Many countries have tried to spend themselves into prosperity — like Greece. The Keynesian multiplier seems to be one of those ideas that always works better in theory than in practice. Both Lyndon B. Johnson, a Democrat, and Richard M. Nixon, a Republican, tried the increased‐government‐spending option. And what did it get us but inflation and slow growth?
The Chicago‐ and Austrian‐school economists argue that government spending is the curse rather than the cure. They provide studies that show that for each additional dollar spent by government, gross domestic product (GDP) actually is reduced as much as $3.40. It is true that once Ronald Reagan was able to begin the reduction of government spending as a percentage of GDP by the mid‐1980s through the second Clinton administration (with a Republican Congress), the U.S. economy grew far faster than the long‐term trend. It also is true — as demonstrated by considerable global empirical research — that there is a strong negative correlation between the size of government and economic growth once government spending reaches approximately 25 percent of GDP.

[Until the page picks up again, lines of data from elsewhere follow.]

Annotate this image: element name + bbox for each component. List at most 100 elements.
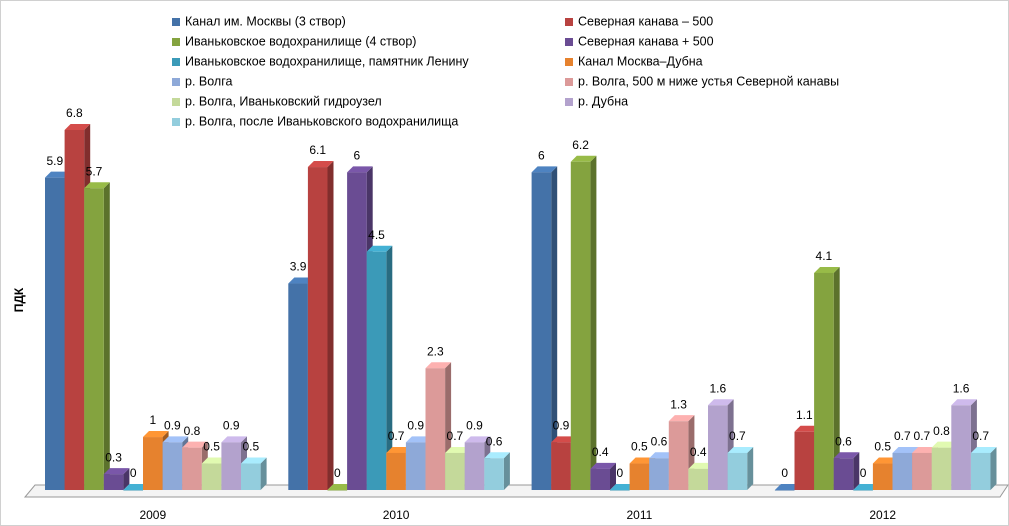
x-tick-label: 2012 <box>869 508 896 522</box>
bar <box>84 188 104 490</box>
bar-side <box>123 468 130 490</box>
bar <box>386 452 406 490</box>
bar-side <box>327 161 334 490</box>
data-label: 0.7 <box>447 429 464 443</box>
data-label: 0.9 <box>223 419 240 433</box>
bar <box>649 458 669 490</box>
bar-top <box>425 362 452 369</box>
bar-side <box>551 166 558 490</box>
bar-top <box>103 468 130 475</box>
data-label: 4.1 <box>816 249 833 263</box>
data-label: 6.2 <box>572 138 589 152</box>
data-label: 0.9 <box>164 419 181 433</box>
legend-label: Северная канава – 500 <box>578 14 713 28</box>
bar <box>727 452 748 490</box>
bar-top <box>386 446 412 453</box>
bar <box>288 283 308 490</box>
legend-label: Иваньковское водохранилище (4 створ) <box>185 34 416 48</box>
bar-top <box>970 446 997 453</box>
bar-top <box>445 446 471 453</box>
bar <box>610 490 630 491</box>
bar-top <box>629 457 656 464</box>
bar-top <box>570 155 597 162</box>
bar-top <box>143 431 169 438</box>
bar <box>931 447 952 490</box>
bar-top <box>649 452 675 459</box>
x-tick-label: 2010 <box>383 508 410 522</box>
bar-top <box>64 124 91 130</box>
bar-top <box>405 436 432 443</box>
bar-top <box>551 436 577 443</box>
bar-top <box>347 166 373 173</box>
data-label: 4.5 <box>368 228 385 242</box>
data-label: 0.6 <box>486 434 503 448</box>
bar-top <box>288 277 314 284</box>
data-label: 6 <box>538 149 545 163</box>
bar <box>892 452 913 490</box>
floor <box>23 484 1009 498</box>
bar-top <box>221 436 247 443</box>
data-label: 1.3 <box>670 397 687 411</box>
data-label: 0.9 <box>553 419 570 433</box>
bar-top <box>201 457 228 464</box>
bar-top <box>531 166 558 173</box>
legend-swatch <box>565 98 573 106</box>
data-label: 0.9 <box>407 419 424 433</box>
data-label: 0.4 <box>690 445 707 459</box>
legend-label: р. Волга, Иваньковский гидроузел <box>185 94 382 108</box>
bar <box>668 421 689 490</box>
y-axis-label: ПДК <box>12 287 26 312</box>
bar-top <box>464 436 491 443</box>
bar <box>143 437 163 490</box>
legend-swatch <box>565 78 573 86</box>
bar-top <box>241 457 267 464</box>
data-label: 0 <box>860 466 867 480</box>
bar-side <box>990 446 997 490</box>
bar <box>201 463 222 490</box>
legend-label: р. Волга, после Иваньковского водохранил… <box>185 114 458 128</box>
bar-top <box>833 452 860 459</box>
bar-side <box>610 462 616 490</box>
bar-side <box>833 266 840 490</box>
data-label: 1 <box>149 413 156 427</box>
bar <box>464 442 485 490</box>
bar-top <box>931 441 958 448</box>
bar <box>912 452 932 490</box>
bar-top <box>484 452 510 459</box>
bar <box>405 442 426 490</box>
data-label: 1.1 <box>796 408 813 422</box>
data-label: 6.8 <box>66 106 83 120</box>
legend-swatch <box>172 58 180 66</box>
bar-top <box>688 462 714 469</box>
bar-side <box>590 155 597 490</box>
data-label: 0.7 <box>894 429 911 443</box>
bar <box>590 468 610 490</box>
bar-top <box>366 245 393 252</box>
bar <box>570 161 591 490</box>
data-label: 2.3 <box>427 344 444 358</box>
data-label: 0.7 <box>729 429 746 443</box>
bar-top <box>794 425 821 432</box>
bar <box>103 474 124 490</box>
bar <box>162 442 183 490</box>
data-label: 5.7 <box>86 164 103 178</box>
bar <box>241 463 261 490</box>
bar-top <box>774 484 801 490</box>
bar <box>531 172 552 490</box>
data-label: 0.7 <box>388 429 405 443</box>
bar <box>445 452 465 490</box>
bar <box>123 490 143 491</box>
bar <box>425 368 446 490</box>
legend-label: Канал им. Москвы (3 створ) <box>185 14 346 28</box>
data-label: 0.6 <box>835 434 852 448</box>
bar <box>708 405 728 490</box>
data-label: 0.5 <box>631 440 648 454</box>
bar <box>794 431 815 490</box>
bar <box>814 272 834 490</box>
bar-top <box>84 182 110 189</box>
bar-top <box>727 446 754 453</box>
bar-side <box>260 457 267 490</box>
bar <box>347 172 367 490</box>
data-label: 1.6 <box>953 381 970 395</box>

Many politicians lean toward accepting the big‐government theory rather than the small‐government model because more spending increases their power. They also like to hear that tax increases cause little economic damage. This probably is why they have tolerated the notoriously inaccurate tax‐revenue forecasts from their own congressional Joint Committee on Taxation (JCT). For decades, the JCT has had a systematic bias in overstating the revenues to be gained from tax‐rate increases and overstating the revenue losses from tax‐rate reductions. In essence, it has been the tool, either wittingly or unwittingly, of those who want larger government.

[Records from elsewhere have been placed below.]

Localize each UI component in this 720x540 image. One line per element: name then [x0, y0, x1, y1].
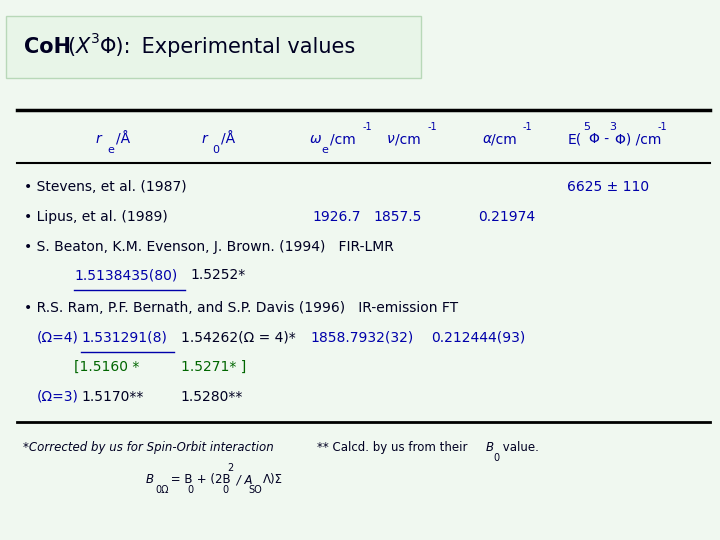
Text: -1: -1: [657, 122, 667, 132]
Text: 1926.7: 1926.7: [313, 210, 361, 224]
Text: value.: value.: [499, 441, 539, 454]
Text: = B: = B: [167, 473, 193, 486]
Text: 1858.7932(32): 1858.7932(32): [310, 331, 413, 345]
Text: 0: 0: [494, 453, 500, 463]
Text: [1.5160 *: [1.5160 *: [74, 360, 140, 374]
Text: 1.5170**: 1.5170**: [81, 390, 144, 404]
Text: /Å: /Å: [221, 132, 235, 146]
Text: 1.5138435(80): 1.5138435(80): [74, 268, 177, 282]
Text: • R.S. Ram, P.F. Bernath, and S.P. Davis (1996)   IR-emission FT: • R.S. Ram, P.F. Bernath, and S.P. Davis…: [24, 301, 459, 315]
Text: 6625 ± 110: 6625 ± 110: [567, 180, 649, 194]
Text: 1.5271* ]: 1.5271* ]: [181, 360, 246, 374]
Text: 1.5252*: 1.5252*: [191, 268, 246, 282]
Text: *Corrected by us for Spin-Orbit interaction: *Corrected by us for Spin-Orbit interact…: [23, 441, 274, 454]
Text: ν: ν: [387, 132, 394, 146]
Text: 1.5280**: 1.5280**: [181, 390, 243, 404]
Text: e: e: [321, 145, 328, 155]
Text: r: r: [202, 132, 207, 146]
Text: Experimental values: Experimental values: [135, 37, 355, 57]
Text: /Å: /Å: [116, 132, 130, 146]
Text: CoH: CoH: [24, 37, 78, 57]
Text: /cm: /cm: [492, 132, 517, 146]
Text: (Ω=4): (Ω=4): [36, 331, 78, 345]
Text: -1: -1: [523, 122, 533, 132]
Text: SO: SO: [248, 485, 262, 495]
Text: X: X: [76, 37, 91, 57]
Text: -1: -1: [362, 122, 372, 132]
Text: ** Calcd. by us from their: ** Calcd. by us from their: [317, 441, 472, 454]
Text: 0.212444(93): 0.212444(93): [431, 331, 526, 345]
Text: 0Ω: 0Ω: [155, 485, 168, 495]
Text: / A: / A: [233, 473, 252, 486]
Text: • Stevens, et al. (1987): • Stevens, et al. (1987): [24, 180, 186, 194]
Text: • Lipus, et al. (1989): • Lipus, et al. (1989): [24, 210, 168, 224]
Text: • S. Beaton, K.M. Evenson, J. Brown. (1994)   FIR-LMR: • S. Beaton, K.M. Evenson, J. Brown. (19…: [24, 240, 394, 254]
Text: 0.21974: 0.21974: [479, 210, 536, 224]
Text: 0: 0: [222, 485, 228, 495]
Text: r: r: [96, 132, 102, 146]
Text: 3: 3: [91, 32, 100, 46]
Text: Φ -: Φ -: [589, 132, 613, 146]
Text: /cm: /cm: [330, 132, 356, 146]
Text: e: e: [107, 145, 114, 155]
Text: 0: 0: [187, 485, 193, 495]
Text: α: α: [483, 132, 492, 146]
Text: ω: ω: [310, 132, 322, 146]
Text: Φ):: Φ):: [100, 37, 132, 57]
Text: (Ω=3): (Ω=3): [36, 390, 78, 404]
Text: (: (: [67, 37, 75, 57]
Text: -1: -1: [427, 122, 437, 132]
Text: E(: E(: [567, 132, 582, 146]
Text: B: B: [486, 441, 494, 454]
Text: Φ) /cm: Φ) /cm: [615, 132, 662, 146]
Text: 2: 2: [227, 463, 233, 472]
Text: Λ)Σ: Λ)Σ: [263, 473, 283, 486]
Text: B: B: [145, 473, 153, 486]
Text: 1.54262(Ω = 4)*: 1.54262(Ω = 4)*: [181, 331, 295, 345]
Text: + (2B: + (2B: [193, 473, 230, 486]
Text: 3: 3: [609, 122, 616, 132]
Text: 0: 0: [212, 145, 219, 155]
Text: 5: 5: [583, 122, 590, 132]
Text: /cm: /cm: [395, 132, 420, 146]
FancyBboxPatch shape: [6, 16, 420, 78]
Text: 1.531291(8): 1.531291(8): [81, 331, 167, 345]
Text: 1857.5: 1857.5: [374, 210, 422, 224]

Stephen J. Entin, a former senior economist in the Treasury Department and now president of the Institute for Research on the Economics of Taxation, noted that in cases of tax‐rate changes, those in the JCT assume “that GNP, employment, and incomes do not move. In the case of a capital gains tax rate change, they ignore that a higher tax rate would require a potential investment to have a higher pre‐tax return for it to be worth doing, resulting in less capital formation, lower productivity, wages, and national output.”
The JCT, by giving Congress bad numbers, is partially responsible for the highly destructive tax code we have. The result is that the U.S. GDP (according to many good tax economists) is 10 percent to 15 percent lower than it would be otherwise. Lower GDP not only means that more people have lower standards of living, but that more people die unnecessarily. Wealthier countries can provide better medical care and engage in more medical research.

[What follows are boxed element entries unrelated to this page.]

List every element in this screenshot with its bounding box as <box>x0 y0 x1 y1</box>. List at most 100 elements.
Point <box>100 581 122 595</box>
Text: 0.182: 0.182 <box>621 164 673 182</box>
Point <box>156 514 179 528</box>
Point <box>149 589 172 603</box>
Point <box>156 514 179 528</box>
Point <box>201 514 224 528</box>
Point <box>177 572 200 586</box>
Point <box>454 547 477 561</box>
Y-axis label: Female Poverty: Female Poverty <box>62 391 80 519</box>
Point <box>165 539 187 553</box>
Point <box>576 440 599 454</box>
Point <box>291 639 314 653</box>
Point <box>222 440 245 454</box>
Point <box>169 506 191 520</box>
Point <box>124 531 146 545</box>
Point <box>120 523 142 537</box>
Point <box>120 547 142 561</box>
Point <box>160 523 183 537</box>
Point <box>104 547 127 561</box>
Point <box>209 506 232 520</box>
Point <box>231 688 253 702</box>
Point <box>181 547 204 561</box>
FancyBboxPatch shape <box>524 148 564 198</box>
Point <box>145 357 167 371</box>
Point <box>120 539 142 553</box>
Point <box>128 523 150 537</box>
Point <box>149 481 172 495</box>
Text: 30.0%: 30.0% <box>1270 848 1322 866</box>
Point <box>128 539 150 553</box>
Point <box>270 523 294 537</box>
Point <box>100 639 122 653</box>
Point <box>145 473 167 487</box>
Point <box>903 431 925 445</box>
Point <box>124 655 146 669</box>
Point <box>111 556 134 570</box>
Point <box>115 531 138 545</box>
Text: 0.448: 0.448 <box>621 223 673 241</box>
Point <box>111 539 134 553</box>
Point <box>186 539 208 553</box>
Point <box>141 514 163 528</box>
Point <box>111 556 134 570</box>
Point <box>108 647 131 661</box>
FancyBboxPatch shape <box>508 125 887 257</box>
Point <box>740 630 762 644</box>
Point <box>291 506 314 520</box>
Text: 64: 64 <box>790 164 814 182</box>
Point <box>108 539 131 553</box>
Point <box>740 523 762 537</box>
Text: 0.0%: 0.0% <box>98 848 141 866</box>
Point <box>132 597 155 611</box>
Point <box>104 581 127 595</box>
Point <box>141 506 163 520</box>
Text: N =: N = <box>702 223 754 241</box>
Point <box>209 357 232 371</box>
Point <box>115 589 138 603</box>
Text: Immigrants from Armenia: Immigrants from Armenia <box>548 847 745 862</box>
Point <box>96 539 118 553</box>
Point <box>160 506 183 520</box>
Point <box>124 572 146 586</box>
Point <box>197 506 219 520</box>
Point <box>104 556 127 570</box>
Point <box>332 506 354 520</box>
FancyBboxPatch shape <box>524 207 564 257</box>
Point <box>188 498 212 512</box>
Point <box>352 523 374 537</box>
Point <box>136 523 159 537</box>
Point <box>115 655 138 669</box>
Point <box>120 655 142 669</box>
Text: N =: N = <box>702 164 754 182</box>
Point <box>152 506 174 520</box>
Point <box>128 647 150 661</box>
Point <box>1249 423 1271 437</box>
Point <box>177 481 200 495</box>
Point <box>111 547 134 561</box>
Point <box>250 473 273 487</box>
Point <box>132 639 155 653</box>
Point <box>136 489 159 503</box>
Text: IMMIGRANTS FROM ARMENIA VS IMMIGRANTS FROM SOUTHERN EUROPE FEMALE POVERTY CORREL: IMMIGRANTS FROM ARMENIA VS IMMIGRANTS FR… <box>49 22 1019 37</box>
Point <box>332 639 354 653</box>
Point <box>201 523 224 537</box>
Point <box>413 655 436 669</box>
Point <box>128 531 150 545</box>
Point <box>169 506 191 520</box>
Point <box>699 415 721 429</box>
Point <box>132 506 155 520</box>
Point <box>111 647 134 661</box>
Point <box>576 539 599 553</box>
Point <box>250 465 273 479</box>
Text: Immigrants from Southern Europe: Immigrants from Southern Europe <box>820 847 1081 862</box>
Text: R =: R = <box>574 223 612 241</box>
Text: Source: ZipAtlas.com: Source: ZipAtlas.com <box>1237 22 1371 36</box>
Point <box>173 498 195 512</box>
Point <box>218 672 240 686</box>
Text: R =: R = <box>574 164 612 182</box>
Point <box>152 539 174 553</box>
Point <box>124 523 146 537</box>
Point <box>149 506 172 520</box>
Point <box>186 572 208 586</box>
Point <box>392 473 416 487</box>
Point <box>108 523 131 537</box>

Bad numbers lead to bad policy. The Obama administration argues that the many tax increases in the just‐passed health care and financial regulation bills, as well as other tax increases slated to go into effect at the beginning of next year, will do little economic damage. I am willing to bet that if the administration allows these tax increases to go into effect, it will again be surprised by bigger deficit numbers and slower economic‐growth numbers than it now forecasts.
In the June issue of the American Economic Review, Christina and David Romer (she is chairman of President Obama’s Council of Economic Advisers) published a study they recently completed which concludes: “Our results indicate that tax changes have very large effects on output. Our baseline specification implies that an exogenous tax increase of one percent of GDP lowers real GDP by almost three percent. … In addition, we find … that investment falls sharply in response to exogenous tax increases.” These results are similar to those reported by many other serious economists.
Forecasts from those who have an ideological bias in favor of big government — rather than from those who look at the empirical evidence — will cause their adherents to be surprised again and again.